Except when reading the informal drivel of Murricans in places like the Dope.

I don’t know about the average person, but whenever I’m traveling abroad and see the local weather reports, I have to do this calculation. And I do a lot of traveling.

I just kind of know it by feel, without needing to remember an exact formula. 20 is room temp. 0 is obviously freezing. 50 is about as hot as it gets anywhere on earth, and you can just kinda guess in between. (I also remember 30 is about 85, so that fills in a blank.)

Fill in your °F numbers as appropriate to the entries in this handy dandy guide:

-10°C = Extremely Cold
0°C = Cold
10°C = Chilly
20°C = Nice
30°C = Hot
40°C = Unpleasantly Hot
50°C = Complete Insanity

I’ve never experienced any temps colder than -10, but most other temperate and polar-adjacent countries do get quite a bit colder than that.

Like you and me?
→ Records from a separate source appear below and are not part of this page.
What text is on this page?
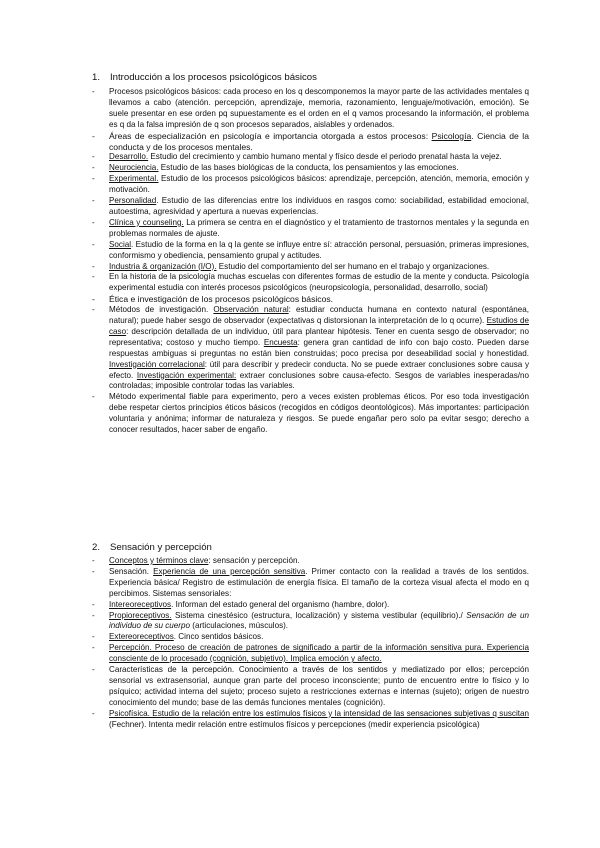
1. Introducción a los procesos psicológicos básicos
- Procesos psicológicos básicos: cada proceso en los q descomponemos la mayor parte de las actividades mentales q llevamos a cabo (atención. percepción, aprendizaje, memoria, razonamiento, lenguaje/motivación, emoción). Se suele presentar en ese orden pq supuestamente es el orden en el q vamos procesando la información, el problema es q da la falsa impresión de q son procesos separados, aislables y ordenados.
- Áreas de especialización en psicología e importancia otorgada a estos procesos: Psicología. Ciencia de la conducta y de los procesos mentales.
- Desarrollo. Estudio del crecimiento y cambio humano mental y físico desde el periodo prenatal hasta la vejez.
- Neurociencia. Estudio de las bases biológicas de la conducta, los pensamientos y las emociones.
- Experimental. Estudio de los procesos psicológicos básicos: aprendizaje, percepción, atención, memoria, emoción y motivación.
- Personalidad. Estudio de las diferencias entre los individuos en rasgos como: sociabilidad, estabilidad emocional, autoestima, agresividad y apertura a nuevas experiencias.
- Clínica y counseling. La primera se centra en el diagnóstico y el tratamiento de trastornos mentales y la segunda en problemas normales de ajuste.
- Social. Estudio de la forma en la q la gente se influye entre sí: atracción personal, persuasión, primeras impresiones, conformismo y obediencia, pensamiento grupal y actitudes.
- Industria & organización (I/O). Estudio del comportamiento del ser humano en el trabajo y organizaciones.
- En la historia de la psicología muchas escuelas con diferentes formas de estudio de la mente y conducta. Psicología experimental estudia con interés procesos psicológicos (neuropsicología, personalidad, desarrollo, social)
- Ética e investigación de los procesos psicológicos básicos.
- Métodos de investigación. Observación natural: estudiar conducta humana en contexto natural (espontánea, natural); puede haber sesgo de observador (expectativas q distorsionan la interpretación de lo q ocurre). Estudios de caso: descripción detallada de un individuo, útil para plantear hipótesis. Tener en cuenta sesgo de observador; no representativa; costoso y mucho tiempo. Encuesta: genera gran cantidad de info con bajo costo. Pueden darse respuestas ambiguas si preguntas no están bien construidas; poco precisa por deseabilidad social y honestidad. Investigación correlacional: útil para describir y predecir conducta. No se puede extraer conclusiones sobre causa y efecto. Investigación experimental: extraer conclusiones sobre causa-efecto. Sesgos de variables inesperadas/no controladas; imposible controlar todas las variables.
- Método experimental fiable para experimento, pero a veces existen problemas éticos. Por eso toda investigación debe respetar ciertos principios éticos básicos (recogidos en códigos deontológicos). Más importantes: participación voluntaria y anónima; informar de naturaleza y riesgos. Se puede engañar pero solo pa evitar sesgo; derecho a conocer resultados, hacer saber de engaño.
2. Sensación y percepción
- Conceptos y términos clave: sensación y percepción.
- Sensación. Experiencia de una percepción sensitiva. Primer contacto con la realidad a través de los sentidos. Experiencia básica/ Registro de estimulación de energía física. El tamaño de la corteza visual afecta el modo en q percibimos. Sistemas sensoriales:
- Intereoreceptivos. Informan del estado general del organismo (hambre, dolor).
- Propioreceptivos. Sistema cinestésico (estructura, localización) y sistema vestibular (equilibrio)./ Sensación de un individuo de su cuerpo (articulaciones, músculos).
- Extereoreceptivos. Cinco sentidos básicos.
- Percepción. Proceso de creación de patrones de significado a partir de la información sensitiva pura. Experiencia consciente de lo procesado (cognición, subjetivo). Implica emoción y afecto.
- Características de la percepción. Conocimiento a través de los sentidos y mediatizado por ellos; percepción sensorial vs extrasensorial, aunque gran parte del proceso inconsciente; punto de encuentro entre lo físico y lo psíquico; actividad interna del sujeto; proceso sujeto a restricciones externas e internas (sujeto); origen de nuestro conocimiento del mundo; base de las demás funciones mentales (cognición).
- Psicofísica. Estudio de la relación entre los estímulos físicos y la intensidad de las sensaciones subjetivas q suscitan (Fechner). Intenta medir relación entre estímulos físicos y percepciones (medir experiencia psicológica)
Put 'em up, Comic Noob!

I make a point to watch Marvel flicks with our minister, who’ll notice minutae in the background, and identify characters who’ll be important later.

Thanks, GuanoLad, for the “How ºC Numbers Feel” list.

I love this, too! I had a Short Story Party once. I’d love to have a Tell Us About Something We Don’t Care About (Yet) party…

.

Reminds me of teaching a design class that was half-asleep. So I walked in, went right to the board and intoned:

The Michelson–Morley experiment of 1887 was awesome. It totally disproved everyone who thought the Earth swam through a Luminiferous Aether…

The students woke up, got into it, and one of them said “If we knew you were smart, we would’ve listened more all semester.”

I have a slightly different scale:

-40 C = Huddle under the blankets
-30 C = Work from home day
-20 C = I hope the car starts
-10°C = Getting nippy out
-5 C = Maybe time to get out the gloves and toque
0°C = Chilly
10°C = Nice day for a walk
20°C = Getting hot
30°C = Hot
40°C = Unpleasantly Hot
50°C = Complete Insanity

I had a VW with a Celsius thermometer. I can do it in my head 30 years later.

In my biz we worked in C & thought in F. Lotta conversions.

As to your chart I’ll offer mine:

    <30C = move someplace warmer
    30-35C = perfection
    >35C = time to go swimming or get another iced cocktail. Or both.

:grin:

Toxylon

“Genius at trivia” doesn’t really work, does it?